RILANCIARE RUOLO DELLE REGIONI IN EUROPA Roma, 15 luglio 2002 – comunicato stampa – Il Presidente della Conferenza delle Regioni, Enzo Ghigo parteciperà oggi ai lavori di “Bellagio 2002: incontro tra i Presidenti delle Regioni Europee” (in programma il 15 e il 16 luglio a Villa Serbelloni, Bellagio, Como). Il Presidente della Conferenza delle Regioni interverrà nel pomeriggio.

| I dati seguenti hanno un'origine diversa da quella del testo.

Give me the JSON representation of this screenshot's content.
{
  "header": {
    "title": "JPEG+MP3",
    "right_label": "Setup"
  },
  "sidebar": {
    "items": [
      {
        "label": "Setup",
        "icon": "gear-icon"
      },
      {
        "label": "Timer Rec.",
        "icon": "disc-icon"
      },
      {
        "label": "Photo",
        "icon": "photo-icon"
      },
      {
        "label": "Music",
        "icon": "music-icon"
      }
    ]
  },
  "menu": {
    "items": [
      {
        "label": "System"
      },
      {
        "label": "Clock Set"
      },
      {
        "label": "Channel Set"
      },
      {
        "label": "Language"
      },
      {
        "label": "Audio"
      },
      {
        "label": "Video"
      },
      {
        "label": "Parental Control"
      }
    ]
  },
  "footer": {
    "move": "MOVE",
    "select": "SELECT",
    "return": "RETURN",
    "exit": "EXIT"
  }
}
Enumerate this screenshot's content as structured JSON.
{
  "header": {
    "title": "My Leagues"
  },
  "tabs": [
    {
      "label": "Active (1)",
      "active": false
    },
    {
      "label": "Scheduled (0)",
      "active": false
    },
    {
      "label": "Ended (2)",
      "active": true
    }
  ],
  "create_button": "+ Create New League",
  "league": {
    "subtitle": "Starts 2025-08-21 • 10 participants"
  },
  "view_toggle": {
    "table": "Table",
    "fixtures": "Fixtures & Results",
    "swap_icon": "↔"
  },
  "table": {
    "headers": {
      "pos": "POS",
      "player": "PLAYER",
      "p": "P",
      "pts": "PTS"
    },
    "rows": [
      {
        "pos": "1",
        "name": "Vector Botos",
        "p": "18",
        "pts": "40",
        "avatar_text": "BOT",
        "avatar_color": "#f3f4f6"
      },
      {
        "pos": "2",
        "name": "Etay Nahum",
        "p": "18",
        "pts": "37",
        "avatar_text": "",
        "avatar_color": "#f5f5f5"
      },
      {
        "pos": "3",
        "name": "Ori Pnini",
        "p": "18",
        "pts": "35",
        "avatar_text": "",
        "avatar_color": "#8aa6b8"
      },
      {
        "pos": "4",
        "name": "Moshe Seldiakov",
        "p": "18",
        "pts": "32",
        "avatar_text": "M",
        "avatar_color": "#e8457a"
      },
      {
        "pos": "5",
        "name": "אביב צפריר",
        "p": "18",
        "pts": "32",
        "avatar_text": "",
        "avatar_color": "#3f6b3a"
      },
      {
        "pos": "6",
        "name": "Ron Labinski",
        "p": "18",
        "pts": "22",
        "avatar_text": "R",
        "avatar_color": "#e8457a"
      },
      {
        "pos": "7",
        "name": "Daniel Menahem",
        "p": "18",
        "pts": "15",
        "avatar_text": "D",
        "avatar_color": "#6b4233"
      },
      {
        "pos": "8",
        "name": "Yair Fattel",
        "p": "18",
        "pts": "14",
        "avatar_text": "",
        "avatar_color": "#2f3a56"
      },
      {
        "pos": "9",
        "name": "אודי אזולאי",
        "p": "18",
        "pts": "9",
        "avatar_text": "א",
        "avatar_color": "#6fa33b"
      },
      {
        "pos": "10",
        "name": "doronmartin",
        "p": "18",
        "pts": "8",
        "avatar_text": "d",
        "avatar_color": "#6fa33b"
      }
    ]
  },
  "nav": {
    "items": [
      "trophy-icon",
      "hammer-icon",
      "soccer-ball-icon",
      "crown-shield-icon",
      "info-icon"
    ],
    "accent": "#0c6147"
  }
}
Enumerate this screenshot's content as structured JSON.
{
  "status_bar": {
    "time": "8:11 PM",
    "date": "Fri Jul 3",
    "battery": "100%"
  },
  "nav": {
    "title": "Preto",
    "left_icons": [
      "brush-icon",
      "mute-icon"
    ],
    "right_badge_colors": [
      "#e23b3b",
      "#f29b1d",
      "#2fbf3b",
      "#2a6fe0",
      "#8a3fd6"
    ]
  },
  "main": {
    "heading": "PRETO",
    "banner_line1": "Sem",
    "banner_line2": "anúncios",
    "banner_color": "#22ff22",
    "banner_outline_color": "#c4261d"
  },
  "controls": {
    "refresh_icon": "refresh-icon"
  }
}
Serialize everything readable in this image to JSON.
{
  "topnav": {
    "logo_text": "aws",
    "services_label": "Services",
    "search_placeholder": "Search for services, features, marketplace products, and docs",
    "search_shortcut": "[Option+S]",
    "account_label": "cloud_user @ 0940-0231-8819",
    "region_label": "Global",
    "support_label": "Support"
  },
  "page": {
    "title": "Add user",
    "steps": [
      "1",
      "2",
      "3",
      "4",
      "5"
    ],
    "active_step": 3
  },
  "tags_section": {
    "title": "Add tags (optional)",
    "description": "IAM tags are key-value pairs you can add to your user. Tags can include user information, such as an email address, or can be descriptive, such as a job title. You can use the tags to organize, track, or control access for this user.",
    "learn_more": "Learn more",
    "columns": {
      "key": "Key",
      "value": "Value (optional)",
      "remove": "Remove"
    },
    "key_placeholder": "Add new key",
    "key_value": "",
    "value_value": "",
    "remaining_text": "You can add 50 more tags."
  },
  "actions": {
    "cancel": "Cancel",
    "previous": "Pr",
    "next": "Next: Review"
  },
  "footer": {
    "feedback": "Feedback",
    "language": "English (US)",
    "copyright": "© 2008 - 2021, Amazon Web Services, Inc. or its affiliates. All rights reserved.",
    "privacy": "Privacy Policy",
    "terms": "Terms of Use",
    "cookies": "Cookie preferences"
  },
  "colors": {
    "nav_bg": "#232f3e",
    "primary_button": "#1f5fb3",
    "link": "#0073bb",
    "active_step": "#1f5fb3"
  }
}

I lavori - introdotti da una relazione del Presidente della Lombardia, Roberto Formigoni - prevedono la presenza del Presidente della Commissione Europea, Romano Prodi. “Nella mia relazione – ha preannunciato Ghigo – intendo fornire un contributo ad un dibattito che a Bellagio avrà sicuramente sviluppi proficui, con l’obiettivo di ragionare attorno al ruolo possibile delle regioni europee nel processo di riforma dell’Unione. Ma io spero che da Bellagio possano uscire prime riflessioni per un “manifesto delle regioni italiane per il progresso dell’unione europea”, riflessioni che potranno essere oggetto di un’analisi nel corso della prossima sessione comunitaria della conferenza dei presidenti delle regioni che organizzeremo alla ripresa, subito dopo la pausa estiva. Del resto - ha spiegato Ghigo - il livello regionale italiano negli ultimi anni si è dimostrato in grado di sviluppare forme innovative di intervento sociale, che addirittura poi hanno fatto da modello pilota anche per le riforme a livello nazionale. Si pensi all'introduzione sistema dei Voucher (in settori che vanno dall'assistenza all'istruzione), allo sviluppo di politiche per la famiglia fondate sulla promozione e non più sul paternalismo, a forme di aiuto alla imprese basate "sull'incentivo all'incentivo" e non sull'assistenzialismo, ai sistemi integrati pubblico-privato nella sanità. Occorre una base comune di riflessioni – ha spiegato Ghigo - per rivisitare, rivalutandolo, lo stesso concetto di sussidiarietà, sia orizzontale che verticale, che può diventare "un principio speranza” del diritto costituzionale europeo. In questa sfida, un ruolo regionale più incisivo e dinamico nella partecipazione attiva al processo di integrazione europea può favorire una più diffusa e capillare legittimazione dell'Unione Europea, attraverso la percezione immediata da parte dei cittadini del contributo comunitario alla valorizzazione delle istituzioni dell'autonomia”.